The Internet is a cheap transport option but can be very, very slow at times. Digitized voice has to be specially encoded and decoded to make it across the Internet (which makes the files bigger) and this slows things down even more.
Unfortunately, like it or not, transcription work headed beyond our borders is going to continue, and it is going to continue to increase in volume. Fortunately, there is plenty that work-at-home US transcriptionists can do to combat this threat:
1. Asking the service you work for, flat out, what their plans are for overseas labor. If they have such plans, start looking around.
2. Use technology (that benefits patient or doctor) not readily available overseas as soon as you can afford it. Examples: Avoid service companies that route either the dictation, transcription or both, through the service company instead of letting the work flow directly between you and the doctor. Transcription companies who do it this way pay double to the phone company (once between them and the doctor and once between them and you). Service companies or independents who go duirectly between doctor and transcriptionist have a lower cost base and faster turnaround time and can therefore compete better. Anyone doing work overseas almost has to route work to a central office before shipping it overseas, so they have to introduce delays and costs associated with a two-step movement of dictation and transcription.
Buy technology that lets you move voice digitally between you and the doctor. Imagine instead of returning a blank for some undecipherable phrase the doctor uttered, you could return the transcript with the undecipherable phrase imbedded in it for the doc to listen to and either rerecord what he said for you or fix it there. Imagine a doctor being able to highlight a section of transcript on screen and dictate a correction that comes back to you as a highlighted wordprocessing file with the doctors voice attached to the highlighted sentences so you can listen to the correction while editing the transcript. These are just some examples of what is coming very soon to systems that move voice digitally between doctor and transcriptionist.
Use ISDN lines to move voice between doctor and transcriptionist. It is extremely expensive to route ISDN overseas. But in the U.S. you can transmit an hour's worth of physician dictation to a transcriptionist in well-under 8 minutes. Here in Bell Atlantic territory, ISDN is $35 per month and 4 cents per minute for measured usage. You will be able to compete in terms of telephone line costs if use use this kind of technology. There are many other technology examples.

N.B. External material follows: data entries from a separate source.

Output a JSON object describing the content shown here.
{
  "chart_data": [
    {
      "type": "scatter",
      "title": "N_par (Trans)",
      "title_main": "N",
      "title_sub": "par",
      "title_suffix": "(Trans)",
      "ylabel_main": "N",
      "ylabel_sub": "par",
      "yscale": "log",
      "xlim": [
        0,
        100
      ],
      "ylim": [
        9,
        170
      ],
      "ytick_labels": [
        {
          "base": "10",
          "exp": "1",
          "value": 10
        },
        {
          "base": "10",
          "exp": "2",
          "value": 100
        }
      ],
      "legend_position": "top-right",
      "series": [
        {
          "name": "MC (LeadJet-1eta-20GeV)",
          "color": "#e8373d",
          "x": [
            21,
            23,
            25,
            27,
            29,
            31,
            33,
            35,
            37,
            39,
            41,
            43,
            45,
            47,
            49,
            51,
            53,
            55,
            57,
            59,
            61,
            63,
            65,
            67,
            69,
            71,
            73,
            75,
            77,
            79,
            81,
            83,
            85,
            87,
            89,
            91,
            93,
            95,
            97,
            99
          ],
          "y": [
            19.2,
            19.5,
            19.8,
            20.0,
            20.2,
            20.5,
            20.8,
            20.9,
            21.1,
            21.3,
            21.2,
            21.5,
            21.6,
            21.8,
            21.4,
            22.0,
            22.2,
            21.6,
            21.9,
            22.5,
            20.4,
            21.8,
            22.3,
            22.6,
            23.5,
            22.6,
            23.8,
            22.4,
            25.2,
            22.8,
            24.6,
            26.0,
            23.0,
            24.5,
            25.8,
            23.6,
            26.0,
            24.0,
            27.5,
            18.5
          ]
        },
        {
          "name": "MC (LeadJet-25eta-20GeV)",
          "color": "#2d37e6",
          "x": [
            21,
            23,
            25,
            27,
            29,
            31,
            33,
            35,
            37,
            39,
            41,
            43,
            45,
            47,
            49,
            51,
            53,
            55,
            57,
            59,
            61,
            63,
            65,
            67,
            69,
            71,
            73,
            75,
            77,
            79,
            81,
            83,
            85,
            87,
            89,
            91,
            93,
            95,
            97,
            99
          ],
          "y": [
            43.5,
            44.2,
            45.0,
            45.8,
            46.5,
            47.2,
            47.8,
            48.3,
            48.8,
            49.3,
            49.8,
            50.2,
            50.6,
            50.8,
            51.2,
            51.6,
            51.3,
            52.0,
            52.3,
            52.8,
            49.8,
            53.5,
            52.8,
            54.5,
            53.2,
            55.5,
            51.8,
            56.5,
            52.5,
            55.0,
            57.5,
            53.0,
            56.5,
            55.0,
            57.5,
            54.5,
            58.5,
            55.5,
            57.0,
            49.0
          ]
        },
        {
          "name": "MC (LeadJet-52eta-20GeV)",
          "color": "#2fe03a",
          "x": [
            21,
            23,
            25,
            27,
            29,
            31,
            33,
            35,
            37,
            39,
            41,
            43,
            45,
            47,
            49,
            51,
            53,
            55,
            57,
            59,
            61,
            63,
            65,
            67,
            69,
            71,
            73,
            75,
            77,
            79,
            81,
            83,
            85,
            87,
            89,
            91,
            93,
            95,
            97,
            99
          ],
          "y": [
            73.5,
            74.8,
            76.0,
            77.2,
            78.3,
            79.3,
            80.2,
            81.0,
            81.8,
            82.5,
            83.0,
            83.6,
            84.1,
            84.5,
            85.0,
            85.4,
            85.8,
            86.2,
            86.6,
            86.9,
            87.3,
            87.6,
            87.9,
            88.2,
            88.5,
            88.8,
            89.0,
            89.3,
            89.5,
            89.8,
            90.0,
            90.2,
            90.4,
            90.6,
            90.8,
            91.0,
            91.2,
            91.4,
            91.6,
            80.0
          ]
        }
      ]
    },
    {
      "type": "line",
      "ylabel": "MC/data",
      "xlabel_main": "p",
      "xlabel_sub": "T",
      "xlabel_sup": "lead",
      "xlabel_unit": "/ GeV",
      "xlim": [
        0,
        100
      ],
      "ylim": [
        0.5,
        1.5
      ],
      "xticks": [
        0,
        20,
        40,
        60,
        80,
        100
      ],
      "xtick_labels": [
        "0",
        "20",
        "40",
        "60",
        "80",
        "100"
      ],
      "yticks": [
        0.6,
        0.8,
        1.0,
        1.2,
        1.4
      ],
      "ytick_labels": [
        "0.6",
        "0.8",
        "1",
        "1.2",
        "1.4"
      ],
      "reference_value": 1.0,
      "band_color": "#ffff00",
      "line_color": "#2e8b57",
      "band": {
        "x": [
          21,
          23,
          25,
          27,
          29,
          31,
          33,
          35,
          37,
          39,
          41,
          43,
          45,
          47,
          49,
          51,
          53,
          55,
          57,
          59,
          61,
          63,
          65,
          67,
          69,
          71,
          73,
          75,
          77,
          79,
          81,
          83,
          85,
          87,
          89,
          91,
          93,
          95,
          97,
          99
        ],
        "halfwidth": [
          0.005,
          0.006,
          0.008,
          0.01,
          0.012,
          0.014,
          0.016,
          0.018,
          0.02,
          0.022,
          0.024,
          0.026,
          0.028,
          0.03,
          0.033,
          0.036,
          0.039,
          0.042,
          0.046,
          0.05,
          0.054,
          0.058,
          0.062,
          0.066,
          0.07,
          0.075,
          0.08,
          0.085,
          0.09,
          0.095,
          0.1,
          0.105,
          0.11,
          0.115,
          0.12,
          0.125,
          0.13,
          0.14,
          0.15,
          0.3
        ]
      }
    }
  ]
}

3. Take advantage of your local proximity to have personal encounters with your customers whenever possible. Use these opportunities to find out how you can serve them better.
4. Take advantage of medical information sources not readily available overseas.
The world economy is going to level out some no matter what we do. Its our challange not to dig in our heels and say, "Buy American" and hope for the best; but rather, to make sure that we are better educated, better informed, better equipped, more quality conscious, and less burdened with overhead than our foreign competition. Because if we have all of that, cheap labor alone won't take them very far.